The voice of Alexandra Trese talks about resonating with the heroine and feeling nervous in the recording booth
Netflix’s adaptation of Trese, Budjette Tan and Kajo Baldisimo’s award-winning comic book series, has premiered on the streaming platform. It introduces generations of Filipinos worldwide to the keeper of balance between humanity and the supernatural underworld: Alexandra Trese.
There’s enormous pressure on the shoulders of whoever voices this beloved and iconic heroine, and Liza Soberano, the actress chosen to portray Trese in the Filipino version, knows that all too well. Filipino-Canadian Shay Mitchell is the voice behind the character in the English version.
At the Trese roundtable with the actress, she spoke about her thoughts on the impact of this show on Philippine folklore and mythology, her resonating with Alexandra Trese, and feeling nervous in the recording booth.

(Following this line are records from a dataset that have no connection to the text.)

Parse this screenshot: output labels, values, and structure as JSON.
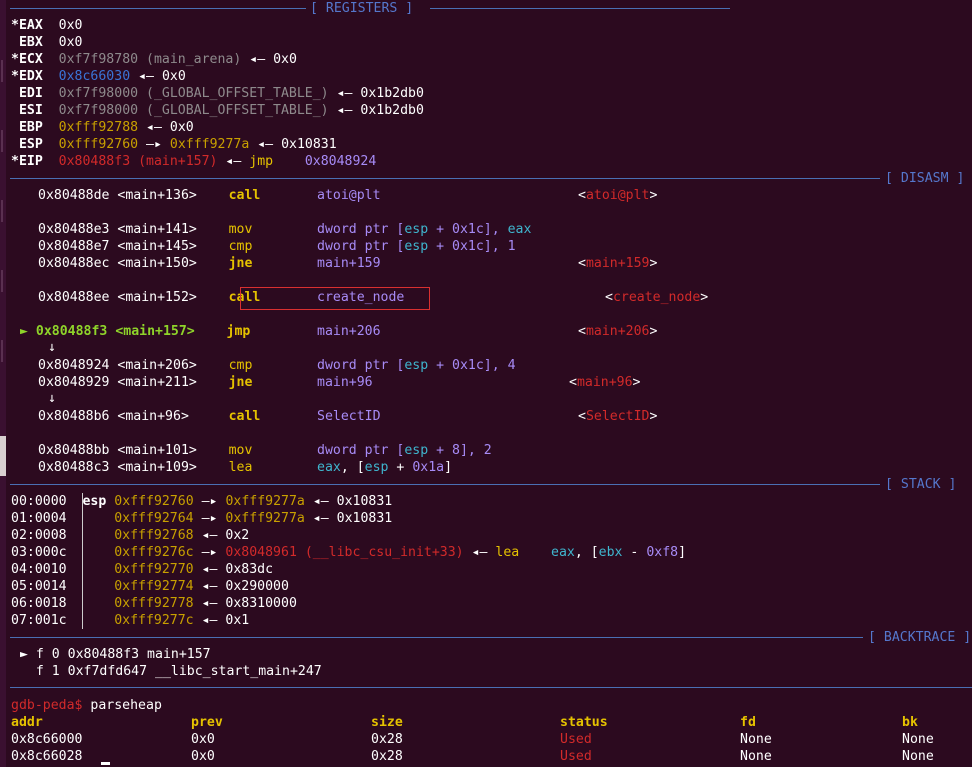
{
  "sections": {
    "registers": "[ REGISTERS ]",
    "disasm": "[ DISASM ]",
    "stack": "[ STACK ]",
    "backtrace": "[ BACKTRACE ]"
  },
  "registers": [
    {
      "mark": "*",
      "name": "EAX",
      "value": "0x0",
      "tail": ""
    },
    {
      "mark": " ",
      "name": "EBX",
      "value": "0x0",
      "tail": ""
    },
    {
      "mark": "*",
      "name": "ECX",
      "value": "0xf7f98780 (main_arena)",
      "tail": "0x0"
    },
    {
      "mark": "*",
      "name": "EDX",
      "value": "0x8c66030",
      "tail": "0x0"
    },
    {
      "mark": " ",
      "name": "EDI",
      "value": "0xf7f98000 (_GLOBAL_OFFSET_TABLE_)",
      "tail": "0x1b2db0"
    },
    {
      "mark": " ",
      "name": "ESI",
      "value": "0xf7f98000 (_GLOBAL_OFFSET_TABLE_)",
      "tail": "0x1b2db0"
    },
    {
      "mark": " ",
      "name": "EBP",
      "value": "0xfff92788",
      "tail": "0x0"
    },
    {
      "mark": " ",
      "name": "ESP",
      "value": "0xfff92760",
      "mid": "0xfff9277a",
      "tail": "0x10831"
    },
    {
      "mark": "*",
      "name": "EIP",
      "value": "0x80488f3 (main+157)",
      "tail": "jmp",
      "tail2": "0x8048924"
    }
  ],
  "disasm": [
    {
      "addr": "0x80488de",
      "sym": "<main+136>",
      "op": "call",
      "args": "atoi@plt",
      "ref": "<atoi@plt>"
    },
    {
      "addr": "0x80488e3",
      "sym": "<main+141>",
      "op": "mov",
      "args_a": "dword ptr [",
      "args_b": "esp",
      "args_c": " + ",
      "args_d": "0x1c",
      "args_e": "], ",
      "args_f": "eax"
    },
    {
      "addr": "0x80488e7",
      "sym": "<main+145>",
      "op": "cmp",
      "args_a": "dword ptr [",
      "args_b": "esp",
      "args_c": " + ",
      "args_d": "0x1c",
      "args_e": "], ",
      "args_f": "1"
    },
    {
      "addr": "0x80488ec",
      "sym": "<main+150>",
      "op": "jne",
      "args": "main+159",
      "ref": "<main+159>"
    },
    {
      "addr": "0x80488ee",
      "sym": "<main+152>",
      "op": "call",
      "args": "create_node",
      "ref": "<create_node>"
    },
    {
      "addr": "0x80488f3",
      "sym": "<main+157>",
      "op": "jmp",
      "args": "main+206",
      "ref": "<main+206>"
    },
    {
      "addr": "0x8048924",
      "sym": "<main+206>",
      "op": "cmp",
      "args_a": "dword ptr [",
      "args_b": "esp",
      "args_c": " + ",
      "args_d": "0x1c",
      "args_e": "], ",
      "args_f": "4"
    },
    {
      "addr": "0x8048929",
      "sym": "<main+211>",
      "op": "jne",
      "args": "main+96",
      "ref": "<main+96>"
    },
    {
      "addr": "0x80488b6",
      "sym": "<main+96>",
      "op": "call",
      "args": "SelectID",
      "ref": "<SelectID>"
    },
    {
      "addr": "0x80488bb",
      "sym": "<main+101>",
      "op": "mov",
      "args_a": "dword ptr [",
      "args_b": "esp",
      "args_c": " + ",
      "args_d": "8",
      "args_e": "], ",
      "args_f": "2"
    },
    {
      "addr": "0x80488c3",
      "sym": "<main+109>",
      "op": "lea",
      "args_a": "eax",
      "args_b": ", [",
      "args_c": "esp",
      "args_d": " + ",
      "args_e": "0x1a",
      "args_f": "]"
    }
  ],
  "current_marker": "►",
  "down_arrow": "↓",
  "stack": [
    {
      "off": "00:0000",
      "reg": "esp",
      "a": "0xfff92760",
      "b": "0xfff9277a",
      "c": "0x10831"
    },
    {
      "off": "01:0004",
      "reg": "",
      "a": "0xfff92764",
      "b": "0xfff9277a",
      "c": "0x10831"
    },
    {
      "off": "02:0008",
      "reg": "",
      "a": "0xfff92768",
      "c": "0x2"
    },
    {
      "off": "03:000c",
      "reg": "",
      "a": "0xfff9276c",
      "b": "0x8048961 (__libc_csu_init+33)",
      "c": "lea",
      "d": "eax",
      "e": ", [",
      "f": "ebx",
      "g": " - ",
      "h": "0xf8",
      "i": "]"
    },
    {
      "off": "04:0010",
      "reg": "",
      "a": "0xfff92770",
      "c": "0x83dc"
    },
    {
      "off": "05:0014",
      "reg": "",
      "a": "0xfff92774",
      "c": "0x290000"
    },
    {
      "off": "06:0018",
      "reg": "",
      "a": "0xfff92778",
      "c": "0x8310000"
    },
    {
      "off": "07:001c",
      "reg": "",
      "a": "0xfff9277c",
      "c": "0x1"
    }
  ],
  "backtrace": [
    {
      "mark": "►",
      "text": "f 0 0x80488f3 main+157"
    },
    {
      "mark": " ",
      "text": "f 1 0xf7dfd647 __libc_start_main+247"
    }
  ],
  "prompt": "gdb-peda$",
  "command": "parseheap",
  "heap": {
    "headers": [
      "addr",
      "prev",
      "size",
      "status",
      "fd",
      "bk"
    ],
    "rows": [
      [
        "0x8c66000",
        "0x0",
        "0x28",
        "Used",
        "None",
        "None"
      ],
      [
        "0x8c66028",
        "0x0",
        "0x28",
        "Used",
        "None",
        "None"
      ]
    ]
  },
  "arrows": {
    "left": "◂—",
    "right": "—▸"
  }
}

On resonating with Alexandra Trese
“We both feel very pressured because we both have this huge responsibility on our shoulders. For her, it’s maintaining the balance between the underworld and human beings and making sure that they’re living harmoniously and in peace. And with me, I guess I feel like as a celebrity, as a public figure, I have this huge responsibility with everything that I do—with what I say in interviews, with the roles that I accept, with basically everything I post on social media—because I know that there are a lot of children that look up to me and probably teenagers and even adults that even look up to me, and I always just want to be my best and I want to influence them for the better. So I always feel like there’s this huge pressure on me to be good—which comes naturally to me—but I just feel pressured about it.”

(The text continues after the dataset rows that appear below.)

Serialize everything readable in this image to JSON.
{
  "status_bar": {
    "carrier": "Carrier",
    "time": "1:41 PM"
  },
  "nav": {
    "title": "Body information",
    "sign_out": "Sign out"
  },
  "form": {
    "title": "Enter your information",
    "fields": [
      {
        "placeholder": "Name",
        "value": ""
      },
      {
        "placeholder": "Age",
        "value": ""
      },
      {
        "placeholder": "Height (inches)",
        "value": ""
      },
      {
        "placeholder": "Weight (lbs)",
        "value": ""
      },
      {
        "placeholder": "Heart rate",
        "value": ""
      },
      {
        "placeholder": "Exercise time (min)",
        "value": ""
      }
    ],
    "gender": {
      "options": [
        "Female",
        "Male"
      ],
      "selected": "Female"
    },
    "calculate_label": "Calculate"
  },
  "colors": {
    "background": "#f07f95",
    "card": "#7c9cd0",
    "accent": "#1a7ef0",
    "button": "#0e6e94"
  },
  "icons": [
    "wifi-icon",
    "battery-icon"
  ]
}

On the show’s impact on Philippine folklore and mythology
“I feel that it's greatly going to have an impact on the youth of today because [Philippine mythology is] kind of dying down a bit. And I feel like in a way, this series is going to revamp that or bring the discussion back up in the minds of people and our youth is going to learn more about our culture, about mythology, and they're going to learn to fall in love with these supernatural beings even though they're a bit scary because in the series, I feel like they bring more life to each and every creature that we have and they kind of give you a deeper understanding or an explanation of why these creatures are here and what they're meant to do, what their purpos is. It's just going to bring light to all those stories that we used to hear as kids and it's going to be shared now with the future generation.”

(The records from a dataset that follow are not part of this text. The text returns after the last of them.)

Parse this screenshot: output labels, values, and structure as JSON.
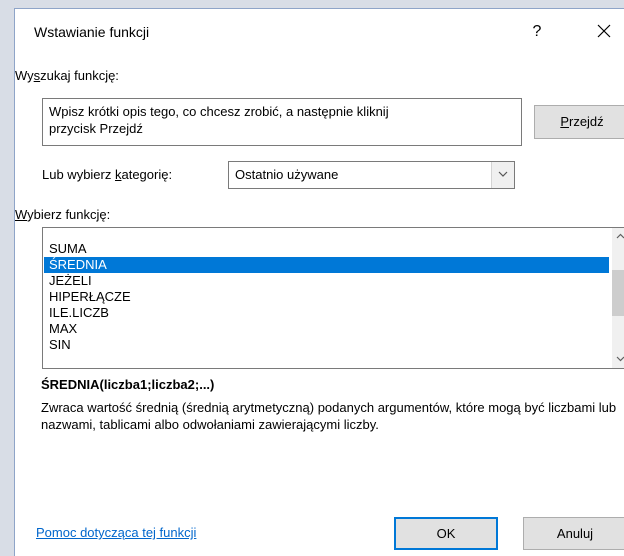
{
  "window": {
    "title": "Wstawianie funkcji",
    "help_glyph": "?",
    "close_glyph": "✕"
  },
  "search": {
    "label_pre": "Wy",
    "label_u": "s",
    "label_post": "zukaj funkcję:",
    "text_line1": "Wpisz krótki opis tego, co chcesz zrobić, a następnie kliknij",
    "text_line2": "przycisk Przejdź",
    "go_button": "Przejdź"
  },
  "category": {
    "label_pre": "Lub wybierz ",
    "label_u": "k",
    "label_post": "ategorię:",
    "selected": "Ostatnio używane"
  },
  "functions": {
    "label_u": "W",
    "label_post": "ybierz funkcję:",
    "items": [
      "SUMA",
      "ŚREDNIA",
      "JEŻELI",
      "HIPERŁĄCZE",
      "ILE.LICZB",
      "MAX",
      "SIN"
    ],
    "selected_index": 1
  },
  "details": {
    "signature": "ŚREDNIA(liczba1;liczba2;...)",
    "description": "Zwraca wartość średnią (średnią arytmetyczną) podanych argumentów, które mogą być liczbami lub nazwami, tablicami albo odwołaniami zawierającymi liczby."
  },
  "footer": {
    "help_link": "Pomoc dotycząca tej funkcji",
    "ok_button": "OK",
    "cancel_button": "Anuluj"
  },
  "colors": {
    "selection": "#0078d7",
    "link": "#0066cc",
    "button_face": "#e1e1e1"
  },
  "icons": {
    "select_arrow": "chevron-down-icon",
    "scroll_up": "chevron-up-icon",
    "scroll_down": "chevron-down-icon"
  }
}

On being Alexandra in the recording booth
“First of all, I had to calm myself down, because the first day of dubbing I was so nervous, and my voice coach could hear it. I was so nervous because I felt like my Tagalog wasn't good enough, I felt like I wasn't getting the voice down. And I just had to get through that nervousness and become more comfortable with the whole idea of voice acting. And then after that, when I became more comfortable, I then had to start bringing more of the character in because at first, it was my first time so nangangapa pa ako and the thought process that I had pretty much was, 'Don't mess up. You have to pronounce it this way. You have to you have to deliver it this way.' So there wasn't really much room for the emotions that I was supposed to be feeling or for whatever it was that I needed to convey those emotions through my voice. But like I said, when I got more comfortable, that's when it felt more like acting to me because the voice became like secondary. I felt like I was in the show itself, even though it's animation. That's when I became more at ease with dubbing and I felt like I was Alexandra.”